Hewlett-Packard 9100A Desktop Computing Calculator
Hewlett-Packard 9100A Desktop Computing Calculator

The 9100A’s performance seems insignificant today with limited internal memory that stored only 196 steps. It was truly innovative for its time, however. It was organized into a 368-word by 6-bit read/write coincident current core memory for programs and data; a 64-word by 29-bit, 800 ns, threaded core ROM for control sequences; and a 512-word by 64-bit program ROM for microcode. The latter memory utilized a 16-layer printed circuit board with inductive coupling to sense lines from reference and address lines. This unusual technology achieved a density of 1000 bits per square inch using no integrated circuits!

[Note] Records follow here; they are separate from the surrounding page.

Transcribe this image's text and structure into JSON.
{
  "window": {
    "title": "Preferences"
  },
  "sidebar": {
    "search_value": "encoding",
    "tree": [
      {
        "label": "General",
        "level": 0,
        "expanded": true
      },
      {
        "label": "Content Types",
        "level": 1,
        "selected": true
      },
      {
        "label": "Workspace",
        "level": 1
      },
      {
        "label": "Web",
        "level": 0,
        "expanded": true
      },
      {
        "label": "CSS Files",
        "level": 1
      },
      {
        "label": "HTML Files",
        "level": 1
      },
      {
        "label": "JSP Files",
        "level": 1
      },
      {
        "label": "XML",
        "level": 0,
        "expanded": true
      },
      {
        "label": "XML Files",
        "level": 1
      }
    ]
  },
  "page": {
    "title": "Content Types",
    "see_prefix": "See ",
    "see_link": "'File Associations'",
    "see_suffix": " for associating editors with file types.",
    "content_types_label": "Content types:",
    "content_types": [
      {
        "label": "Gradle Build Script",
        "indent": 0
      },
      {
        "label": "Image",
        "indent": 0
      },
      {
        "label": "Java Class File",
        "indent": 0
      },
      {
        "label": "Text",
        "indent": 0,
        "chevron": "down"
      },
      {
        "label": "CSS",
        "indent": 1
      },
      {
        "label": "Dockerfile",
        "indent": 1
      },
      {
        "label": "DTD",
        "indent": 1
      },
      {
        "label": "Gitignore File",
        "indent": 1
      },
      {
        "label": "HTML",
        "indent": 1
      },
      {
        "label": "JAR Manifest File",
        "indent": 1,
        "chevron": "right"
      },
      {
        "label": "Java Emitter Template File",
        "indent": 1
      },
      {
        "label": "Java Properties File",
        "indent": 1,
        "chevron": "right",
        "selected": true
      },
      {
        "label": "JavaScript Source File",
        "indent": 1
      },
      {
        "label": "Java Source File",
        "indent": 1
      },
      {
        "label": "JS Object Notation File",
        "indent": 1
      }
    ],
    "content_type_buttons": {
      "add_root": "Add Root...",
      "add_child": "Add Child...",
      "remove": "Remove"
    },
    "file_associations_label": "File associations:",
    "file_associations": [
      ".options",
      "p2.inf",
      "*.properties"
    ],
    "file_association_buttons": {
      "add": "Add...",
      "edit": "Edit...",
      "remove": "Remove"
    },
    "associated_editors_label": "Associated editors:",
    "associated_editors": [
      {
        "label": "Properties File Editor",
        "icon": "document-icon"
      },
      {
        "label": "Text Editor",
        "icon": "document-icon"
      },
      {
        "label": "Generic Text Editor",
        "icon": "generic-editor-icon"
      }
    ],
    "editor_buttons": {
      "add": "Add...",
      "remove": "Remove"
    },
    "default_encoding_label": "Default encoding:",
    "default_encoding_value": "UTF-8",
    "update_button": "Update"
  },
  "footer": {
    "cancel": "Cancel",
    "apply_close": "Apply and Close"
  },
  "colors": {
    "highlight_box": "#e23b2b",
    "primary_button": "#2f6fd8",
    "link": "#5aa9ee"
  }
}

A lot of peripheral devices can be connected to 9100A, let’s mention only:
• 9101A Extended Memory (adding 248 registers capable of storing 3472 additional program steps)
• 9104A Tape Reader (reads data into the 9100 from punched paper tape)
• 9107A Digitizer
• 9120A Printer
• 9125A X-Y Plotter
• 9150A Display Monitor (large Screen Display, with a 17-inch diagonal CRT (cathode ray tube) for use in classrooms or for displaying to any large group)
• 9160A Optical Card Reader (inputs program steps or data to the calculator using cards marked with a soft lead pencil)

Although the HP 9100A was really a desktop computer (but yet specialized for scientific and engineering purposes), the company decided to sell it as a calculator. At the time, the perception was that a computer had to be big to be accepted by the market. Calculators were also more likely to be bought than computers, she adds. Purchasing agents were authorized to buy calculators, whereas computers required top management participation, regardless of the cost. One of the company’s co-founders, Bill Hewlett, had another reason for marketing the 9100A as HP did:
“If we had called it a computer, it would have been rejected by our customer’s computer gurus because it didn’t look like an IBM. We, therefore, decided to call it a calculator and all such nonsense disappeared.”

Hewlett-Packard soon followed up with the 9100B, an enhanced version that provided several new features. In 1972 HP introduced the HP 9830A—the most powerful model of the original 9800 series calculators. It greatly blurred the lines between traditional computers and calculators due in part to its use of the BASIC programming language and options such as terminal emulation and a hard disk drive.